Describes features present or absent in consensus documents.

Most features in consensus documents don’t require a “Cons” update – only those that need to someday be required.

These correspond more or less with consensus methods.

  • “1” (CONS_BASE) – consensus methods 9 through 20.

  • “2” (CONST_ED25519_MDS) – consensus method 21 (adds ed25519 keys to microdescs).

“Padding”

Describes the padding capabilities of the relay.

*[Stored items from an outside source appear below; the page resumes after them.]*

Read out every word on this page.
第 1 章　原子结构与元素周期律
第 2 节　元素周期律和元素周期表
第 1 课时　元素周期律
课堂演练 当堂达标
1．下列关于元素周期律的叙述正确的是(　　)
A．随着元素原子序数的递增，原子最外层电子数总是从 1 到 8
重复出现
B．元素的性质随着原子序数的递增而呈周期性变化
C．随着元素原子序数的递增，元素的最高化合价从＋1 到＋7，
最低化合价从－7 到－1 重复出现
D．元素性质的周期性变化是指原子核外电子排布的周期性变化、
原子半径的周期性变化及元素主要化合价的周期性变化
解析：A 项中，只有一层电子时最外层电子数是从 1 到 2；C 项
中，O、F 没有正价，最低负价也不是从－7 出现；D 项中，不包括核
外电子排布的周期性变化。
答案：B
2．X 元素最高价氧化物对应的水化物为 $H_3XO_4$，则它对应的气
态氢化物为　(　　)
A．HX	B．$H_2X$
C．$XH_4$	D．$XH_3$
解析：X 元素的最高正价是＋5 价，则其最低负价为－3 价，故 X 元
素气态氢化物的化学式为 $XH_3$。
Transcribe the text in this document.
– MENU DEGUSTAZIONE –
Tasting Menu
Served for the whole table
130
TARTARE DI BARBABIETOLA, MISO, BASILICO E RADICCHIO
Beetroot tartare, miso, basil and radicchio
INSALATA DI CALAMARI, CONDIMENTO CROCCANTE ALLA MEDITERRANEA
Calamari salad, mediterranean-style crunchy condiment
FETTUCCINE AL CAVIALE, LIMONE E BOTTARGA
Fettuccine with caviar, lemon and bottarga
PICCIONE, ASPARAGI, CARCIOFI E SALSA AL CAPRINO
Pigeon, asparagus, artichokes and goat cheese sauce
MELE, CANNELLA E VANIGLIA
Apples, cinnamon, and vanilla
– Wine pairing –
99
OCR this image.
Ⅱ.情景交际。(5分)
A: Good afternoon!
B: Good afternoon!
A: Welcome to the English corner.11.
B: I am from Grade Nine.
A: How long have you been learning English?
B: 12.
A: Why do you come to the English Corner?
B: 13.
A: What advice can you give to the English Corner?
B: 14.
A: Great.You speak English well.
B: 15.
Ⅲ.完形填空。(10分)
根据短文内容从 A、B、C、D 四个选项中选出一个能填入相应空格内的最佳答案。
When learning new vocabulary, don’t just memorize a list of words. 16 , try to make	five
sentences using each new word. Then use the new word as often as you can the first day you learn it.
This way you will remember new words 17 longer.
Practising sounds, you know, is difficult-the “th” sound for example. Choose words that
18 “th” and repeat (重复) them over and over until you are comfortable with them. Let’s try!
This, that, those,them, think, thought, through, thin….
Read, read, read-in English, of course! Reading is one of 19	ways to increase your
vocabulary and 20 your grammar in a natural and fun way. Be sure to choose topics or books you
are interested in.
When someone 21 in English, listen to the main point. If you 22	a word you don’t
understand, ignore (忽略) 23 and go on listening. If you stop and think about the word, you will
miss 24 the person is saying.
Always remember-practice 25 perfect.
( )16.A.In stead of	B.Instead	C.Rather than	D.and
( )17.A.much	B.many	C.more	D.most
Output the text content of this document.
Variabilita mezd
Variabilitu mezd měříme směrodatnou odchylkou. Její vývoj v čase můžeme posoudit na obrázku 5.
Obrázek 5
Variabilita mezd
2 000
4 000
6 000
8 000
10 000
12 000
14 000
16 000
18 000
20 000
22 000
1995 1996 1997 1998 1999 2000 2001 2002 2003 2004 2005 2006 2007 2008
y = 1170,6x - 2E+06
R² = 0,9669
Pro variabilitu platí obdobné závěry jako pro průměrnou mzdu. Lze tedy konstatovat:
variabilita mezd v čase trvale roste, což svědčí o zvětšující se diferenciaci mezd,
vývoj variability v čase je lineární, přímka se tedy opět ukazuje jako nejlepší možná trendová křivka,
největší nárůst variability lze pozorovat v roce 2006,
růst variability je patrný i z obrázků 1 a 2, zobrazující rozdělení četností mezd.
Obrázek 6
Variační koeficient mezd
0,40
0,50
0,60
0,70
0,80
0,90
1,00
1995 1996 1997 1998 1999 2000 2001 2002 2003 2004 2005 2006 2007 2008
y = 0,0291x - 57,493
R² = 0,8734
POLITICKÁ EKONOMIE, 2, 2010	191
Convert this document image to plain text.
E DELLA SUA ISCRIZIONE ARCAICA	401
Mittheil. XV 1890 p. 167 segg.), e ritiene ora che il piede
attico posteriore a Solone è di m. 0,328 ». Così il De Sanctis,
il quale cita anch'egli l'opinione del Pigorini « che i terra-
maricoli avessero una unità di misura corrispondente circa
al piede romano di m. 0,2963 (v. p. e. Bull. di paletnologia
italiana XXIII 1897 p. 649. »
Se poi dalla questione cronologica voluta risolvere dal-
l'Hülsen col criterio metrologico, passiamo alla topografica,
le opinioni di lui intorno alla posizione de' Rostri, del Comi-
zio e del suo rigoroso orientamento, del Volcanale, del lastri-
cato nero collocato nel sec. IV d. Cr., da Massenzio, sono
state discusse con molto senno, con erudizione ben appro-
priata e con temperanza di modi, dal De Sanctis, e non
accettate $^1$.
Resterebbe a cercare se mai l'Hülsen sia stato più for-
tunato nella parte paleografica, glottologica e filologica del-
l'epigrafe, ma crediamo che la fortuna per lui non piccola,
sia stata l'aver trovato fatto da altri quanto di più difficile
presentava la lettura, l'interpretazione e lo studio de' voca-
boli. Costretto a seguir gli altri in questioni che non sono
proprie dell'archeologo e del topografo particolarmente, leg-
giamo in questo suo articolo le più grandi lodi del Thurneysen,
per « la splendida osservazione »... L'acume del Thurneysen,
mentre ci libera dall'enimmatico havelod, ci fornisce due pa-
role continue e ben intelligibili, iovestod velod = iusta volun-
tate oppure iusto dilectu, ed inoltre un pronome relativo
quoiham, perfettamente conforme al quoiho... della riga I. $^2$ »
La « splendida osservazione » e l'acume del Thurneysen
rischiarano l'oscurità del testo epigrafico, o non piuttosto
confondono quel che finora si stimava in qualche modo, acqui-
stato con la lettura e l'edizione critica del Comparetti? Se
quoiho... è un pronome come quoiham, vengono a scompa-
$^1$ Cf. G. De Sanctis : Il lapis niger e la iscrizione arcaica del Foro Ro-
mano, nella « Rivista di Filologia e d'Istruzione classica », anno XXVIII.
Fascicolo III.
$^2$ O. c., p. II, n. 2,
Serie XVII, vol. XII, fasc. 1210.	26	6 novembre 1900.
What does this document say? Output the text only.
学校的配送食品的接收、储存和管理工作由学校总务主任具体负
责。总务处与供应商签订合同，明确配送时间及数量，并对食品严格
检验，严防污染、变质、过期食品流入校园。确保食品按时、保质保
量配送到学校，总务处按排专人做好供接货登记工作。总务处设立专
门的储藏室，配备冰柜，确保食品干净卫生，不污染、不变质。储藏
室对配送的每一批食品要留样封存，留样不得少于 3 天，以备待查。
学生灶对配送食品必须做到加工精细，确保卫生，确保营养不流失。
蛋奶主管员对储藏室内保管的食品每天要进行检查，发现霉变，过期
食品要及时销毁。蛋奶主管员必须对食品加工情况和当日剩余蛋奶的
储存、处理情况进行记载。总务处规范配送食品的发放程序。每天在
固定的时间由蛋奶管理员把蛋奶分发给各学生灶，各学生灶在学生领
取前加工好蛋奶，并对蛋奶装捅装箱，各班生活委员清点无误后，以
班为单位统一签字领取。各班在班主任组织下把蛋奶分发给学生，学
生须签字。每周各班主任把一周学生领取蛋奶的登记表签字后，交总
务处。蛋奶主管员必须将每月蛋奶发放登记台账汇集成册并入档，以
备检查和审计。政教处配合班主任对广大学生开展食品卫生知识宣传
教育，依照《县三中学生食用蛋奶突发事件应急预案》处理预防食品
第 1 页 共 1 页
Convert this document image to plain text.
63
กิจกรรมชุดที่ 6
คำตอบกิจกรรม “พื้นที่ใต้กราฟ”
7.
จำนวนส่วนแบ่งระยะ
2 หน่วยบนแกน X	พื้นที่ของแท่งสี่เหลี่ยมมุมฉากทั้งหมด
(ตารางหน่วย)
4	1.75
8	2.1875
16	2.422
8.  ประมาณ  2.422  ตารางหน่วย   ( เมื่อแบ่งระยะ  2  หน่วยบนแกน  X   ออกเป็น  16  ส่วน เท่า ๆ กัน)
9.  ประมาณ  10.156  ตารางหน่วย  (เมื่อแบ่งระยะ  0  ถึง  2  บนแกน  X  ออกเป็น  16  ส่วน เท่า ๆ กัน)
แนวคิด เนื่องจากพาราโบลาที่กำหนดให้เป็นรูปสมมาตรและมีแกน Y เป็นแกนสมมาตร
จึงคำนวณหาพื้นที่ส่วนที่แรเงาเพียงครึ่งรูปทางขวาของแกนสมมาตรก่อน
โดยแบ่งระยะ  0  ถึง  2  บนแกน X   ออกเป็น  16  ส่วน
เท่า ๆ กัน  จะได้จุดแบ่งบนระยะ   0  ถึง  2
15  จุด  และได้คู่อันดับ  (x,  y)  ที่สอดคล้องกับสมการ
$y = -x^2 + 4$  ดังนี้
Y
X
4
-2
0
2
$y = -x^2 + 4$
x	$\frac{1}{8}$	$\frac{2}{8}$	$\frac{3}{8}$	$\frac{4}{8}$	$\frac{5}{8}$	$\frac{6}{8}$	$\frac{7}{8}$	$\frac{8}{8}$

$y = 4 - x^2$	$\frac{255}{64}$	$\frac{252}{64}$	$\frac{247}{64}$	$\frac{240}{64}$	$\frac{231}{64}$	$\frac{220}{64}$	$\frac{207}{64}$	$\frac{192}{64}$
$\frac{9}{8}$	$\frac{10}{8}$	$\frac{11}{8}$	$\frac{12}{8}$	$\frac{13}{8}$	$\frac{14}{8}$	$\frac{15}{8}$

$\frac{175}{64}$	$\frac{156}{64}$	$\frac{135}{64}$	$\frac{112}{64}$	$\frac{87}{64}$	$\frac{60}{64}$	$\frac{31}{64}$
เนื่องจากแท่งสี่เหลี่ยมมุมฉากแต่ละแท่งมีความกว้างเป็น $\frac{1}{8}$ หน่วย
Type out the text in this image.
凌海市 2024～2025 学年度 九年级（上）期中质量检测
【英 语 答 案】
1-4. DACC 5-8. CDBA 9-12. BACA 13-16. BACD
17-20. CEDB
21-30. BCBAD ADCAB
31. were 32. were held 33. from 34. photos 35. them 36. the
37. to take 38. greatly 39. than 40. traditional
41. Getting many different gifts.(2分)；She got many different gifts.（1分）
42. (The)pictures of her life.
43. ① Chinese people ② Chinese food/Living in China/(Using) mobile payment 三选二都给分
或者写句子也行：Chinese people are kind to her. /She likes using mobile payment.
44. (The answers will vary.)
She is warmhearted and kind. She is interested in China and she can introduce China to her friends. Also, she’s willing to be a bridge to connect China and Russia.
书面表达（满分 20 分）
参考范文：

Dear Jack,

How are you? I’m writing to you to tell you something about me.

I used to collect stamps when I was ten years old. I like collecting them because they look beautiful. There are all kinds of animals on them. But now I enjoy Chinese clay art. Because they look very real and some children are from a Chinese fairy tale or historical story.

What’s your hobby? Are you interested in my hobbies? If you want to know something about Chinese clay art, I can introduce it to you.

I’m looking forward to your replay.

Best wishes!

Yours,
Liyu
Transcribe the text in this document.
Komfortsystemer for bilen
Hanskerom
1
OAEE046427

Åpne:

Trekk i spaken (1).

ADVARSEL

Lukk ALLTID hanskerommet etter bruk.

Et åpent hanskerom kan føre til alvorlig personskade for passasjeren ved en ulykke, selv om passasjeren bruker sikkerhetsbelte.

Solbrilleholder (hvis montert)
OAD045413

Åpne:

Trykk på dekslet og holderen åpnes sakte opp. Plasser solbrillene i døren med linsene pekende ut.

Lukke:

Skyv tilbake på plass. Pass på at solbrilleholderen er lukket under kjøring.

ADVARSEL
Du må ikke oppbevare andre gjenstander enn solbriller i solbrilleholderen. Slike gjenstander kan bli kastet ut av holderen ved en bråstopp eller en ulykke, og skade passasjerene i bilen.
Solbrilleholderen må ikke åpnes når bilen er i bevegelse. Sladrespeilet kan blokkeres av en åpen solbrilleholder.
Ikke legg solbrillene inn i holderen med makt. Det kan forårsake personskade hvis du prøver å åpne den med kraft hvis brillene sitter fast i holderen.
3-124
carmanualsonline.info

  • “1” [DEFUNCT] – Relay supports circuit-level padding. This subprotocol MUST NOT be used as it was also enabled in relays that don’t actually support circuit-level padding. Advertised by Tor versions from tor-0.4.0.1-alpha and only up to and including tor-0.4.1.4-rc.

  • “2” (PADDING_MACHINES_CIRC_SETUP) – Relay supports the HS circuit setup padding machines (proposal 302). Advertised by Tor versions from tor-0.4.1.5 and onwards.

“FlowCtrl”

Describes the flow control protocol at the circuit and stream level. If there is no FlowCtrl advertised, tor supports the unauthenticated flow control features (version 0).

  • “1” (FLOWCTRL_AUTH_SENDME) – supports authenticated circuit level SENDMEs as of proposal 289 in Tor 0.4.1.1-alpha.

  • “2” (FLOWCTRL_CC) – supports congestion control by the Exits which implies a new SENDME format and algorithm. See proposal 324 for more details. Advertised in tor 0.4.7.3-alpha.

“Conflux”

Describes the communications mechanisms used to bundle circuits together, in order to split traffic across multiple paths.

  • “1” (CONFLUX_BASE) – Supports the base coflux protocol from proposal 329.